Resolutions?

Please, if you are going to make the effort to make a New Year’s resolution, please take some steps to make it more likely to be successful.

(If you have no intention of keeping it, don’t bother making it.)

Some steps:

Make it something in your control: “The garage will get cleaned out,” when what you mean is, “My spouse will clean out the garage.” Make it something you are going to do.

Make it one thing. You can’t focus on three or four or five things at a time.

Make it realistic. If you’re not already in pretty good shape, you’re not going to run a marathon every month.

Make it concrete. “I want to be healthier” is vague and can mean a lot of things. Weight? Sleep? Stress? Food? Drink? Interpersonal interaction? Mental health? Exercise?

Make it actionable. “I am going to cut dessert down to once a month and go to the gym three times each week” is more useful than “I’m going to lose weight.”
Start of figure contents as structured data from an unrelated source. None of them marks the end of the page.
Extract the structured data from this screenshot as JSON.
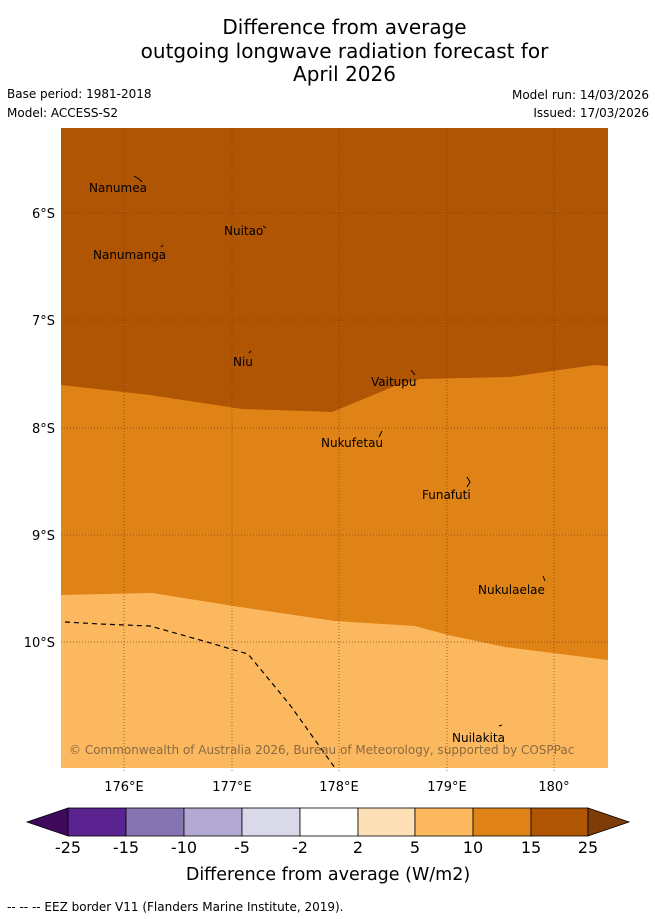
{
  "header": {
    "title_line1": "Difference from average",
    "title_line2": "outgoing longwave radiation forecast for",
    "title_line3": "April 2026",
    "base_period": "Base period: 1981-2018",
    "model": "Model: ACCESS-S2",
    "model_run": "Model run: 14/03/2026",
    "issued": "Issued: 17/03/2026"
  },
  "map": {
    "lat_labels": [
      "6°S",
      "7°S",
      "8°S",
      "9°S",
      "10°S"
    ],
    "lon_labels": [
      "176°E",
      "177°E",
      "178°E",
      "179°E",
      "180°"
    ],
    "places": [
      "Nanumea",
      "Nuitao",
      "Nanumanga",
      "Niu",
      "Vaitupu",
      "Nukufetau",
      "Funafuti",
      "Nukulaelae",
      "Nuilakita"
    ],
    "copyright": "© Commonwealth of Australia 2026, Bureau of Meteorology, supported by COSPPac",
    "zone_colors": {
      "above_15": "#b05504",
      "10_to_15": "#e08316",
      "5_to_10": "#fcb85f"
    }
  },
  "colorbar": {
    "ticks": [
      "-25",
      "-15",
      "-10",
      "-5",
      "-2",
      "2",
      "5",
      "10",
      "15",
      "25"
    ],
    "colors": [
      "#3f0a5c",
      "#5a2390",
      "#8674b0",
      "#b2a8d3",
      "#d9d9ea",
      "#ffffff",
      "#fde0b5",
      "#fcb85f",
      "#e08316",
      "#b05504",
      "#7e3c06"
    ],
    "label": "Difference from average (W/m2)"
  },
  "footer": {
    "legend": "--  --  -- EEZ border V11 (Flanders Marine Institute, 2019)."
  }
}
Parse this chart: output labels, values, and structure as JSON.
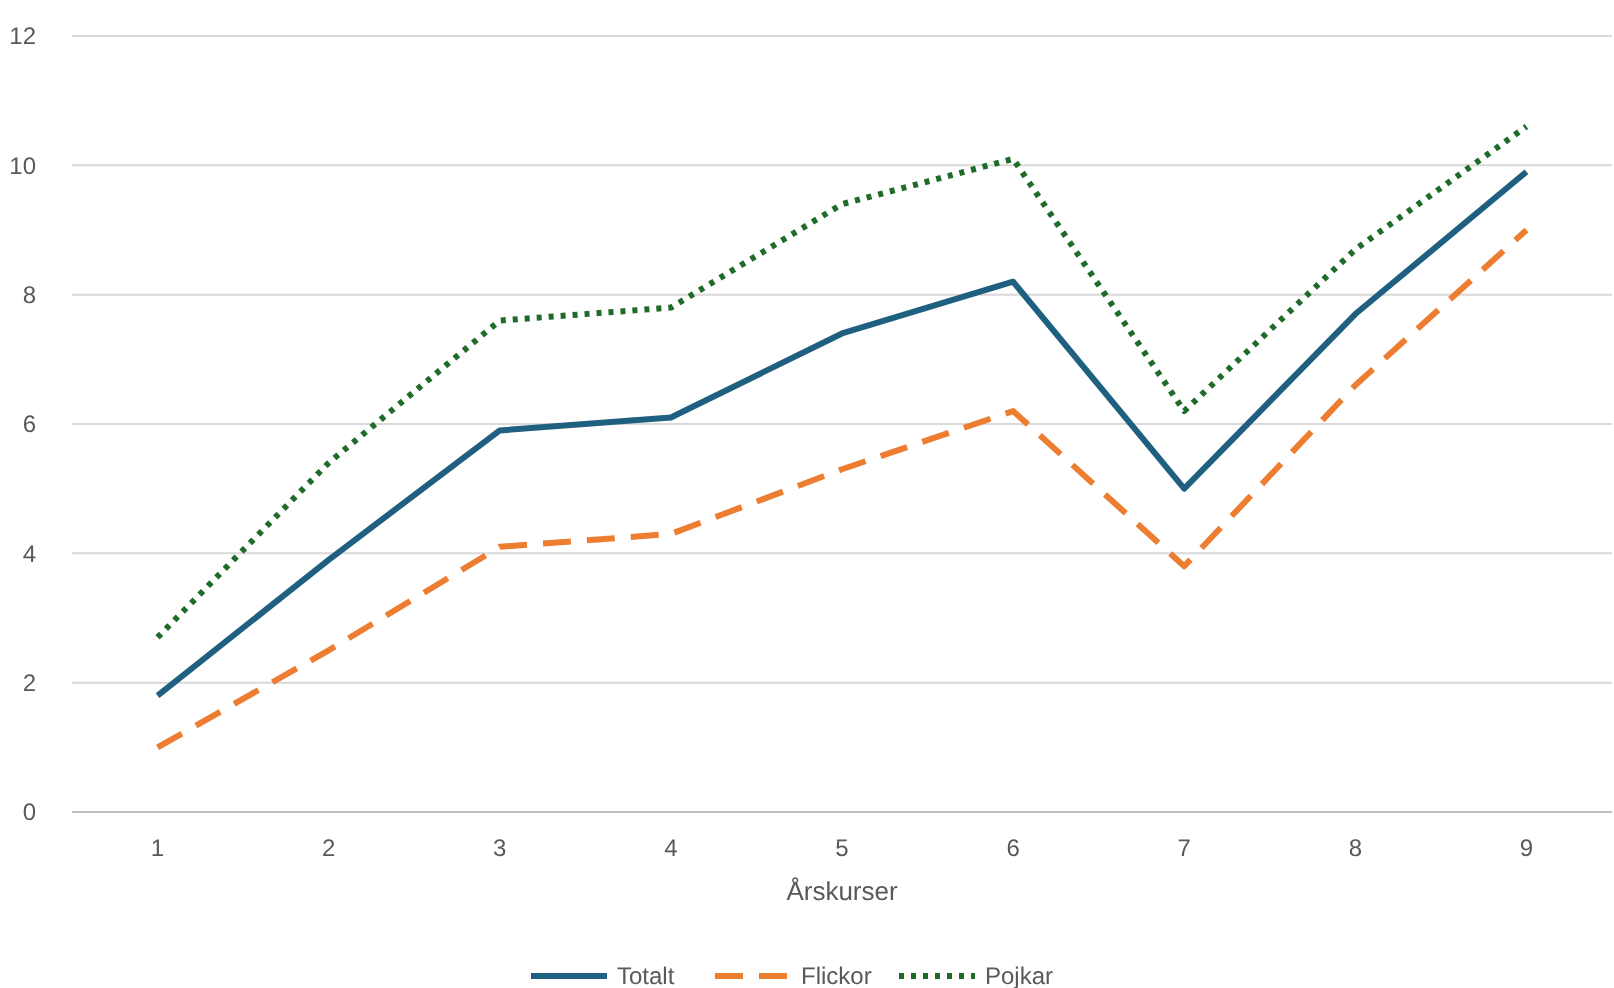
{
  "chart_data": {
    "type": "line",
    "xlabel": "Årskurser",
    "categories": [
      "1",
      "2",
      "3",
      "4",
      "5",
      "6",
      "7",
      "8",
      "9"
    ],
    "series": [
      {
        "name": "Totalt",
        "color": "#1f5f7f",
        "line_style": "solid",
        "values": [
          1.8,
          3.9,
          5.9,
          6.1,
          7.4,
          8.2,
          5.0,
          7.7,
          9.9
        ]
      },
      {
        "name": "Flickor",
        "color": "#ed7d31",
        "line_style": "dashed",
        "values": [
          1.0,
          2.5,
          4.1,
          4.3,
          5.3,
          6.2,
          3.8,
          6.6,
          9.0
        ]
      },
      {
        "name": "Pojkar",
        "color": "#1e6b2a",
        "line_style": "dotted",
        "values": [
          2.7,
          5.4,
          7.6,
          7.8,
          9.4,
          10.1,
          6.2,
          8.7,
          10.6
        ]
      }
    ],
    "ylim": [
      0,
      12
    ],
    "yticks": [
      0,
      2,
      4,
      6,
      8,
      10,
      12
    ],
    "grid": "y",
    "legend": "bottom",
    "marker": "none"
  }
}
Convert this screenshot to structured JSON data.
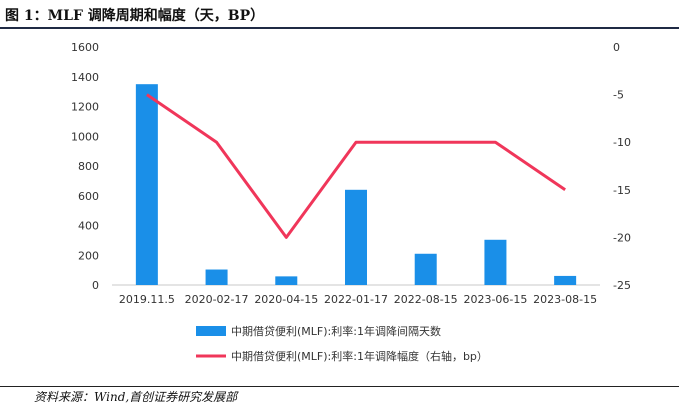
{
  "figure_title": "图 1：MLF 调降周期和幅度（天，BP）",
  "source_note": "资料来源：Wind,首创证券研究发展部",
  "chart_data": {
    "type": "bar+line",
    "categories": [
      "2019.11.5",
      "2020-02-17",
      "2020-04-15",
      "2022-01-17",
      "2022-08-15",
      "2023-06-15",
      "2023-08-15"
    ],
    "series": [
      {
        "name": "中期借贷便利(MLF):利率:1年调降间隔天数",
        "type": "bar",
        "axis": "left",
        "color": "#1a8fe8",
        "values": [
          1350,
          104,
          58,
          640,
          210,
          304,
          61
        ]
      },
      {
        "name": "中期借贷便利(MLF):利率:1年调降幅度（右轴，bp）",
        "type": "line",
        "axis": "right",
        "color": "#f0365a",
        "values": [
          -5,
          -10,
          -20,
          -10,
          -10,
          -10,
          -15
        ]
      }
    ],
    "y_left": {
      "min": 0,
      "max": 1600,
      "ticks": [
        0,
        200,
        400,
        600,
        800,
        1000,
        1200,
        1400,
        1600
      ]
    },
    "y_right": {
      "min": -25,
      "max": 0,
      "ticks": [
        0,
        -5,
        -10,
        -15,
        -20,
        -25
      ]
    },
    "grid": false,
    "legend_position": "bottom"
  }
}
Put it on paper. Make a chart or use a notebook (or the electronic versions thereof). Write it down. Put it where you will see it every day.

And if you start to avoid the paper… figure out why. What guilt or shame is stopping you from actually doing this thing? It is something that someone else wanted for you? Is it tied to so much emotional baggage that changing this thing unleashes a cascade of other issues? (For example… I heard a bit on a podcast a few weeks ago where women in one particular study lost a substantial amount of weight and gained it back because they were getting male attention that they didn’t want; they liked the invisibility of being heavy.)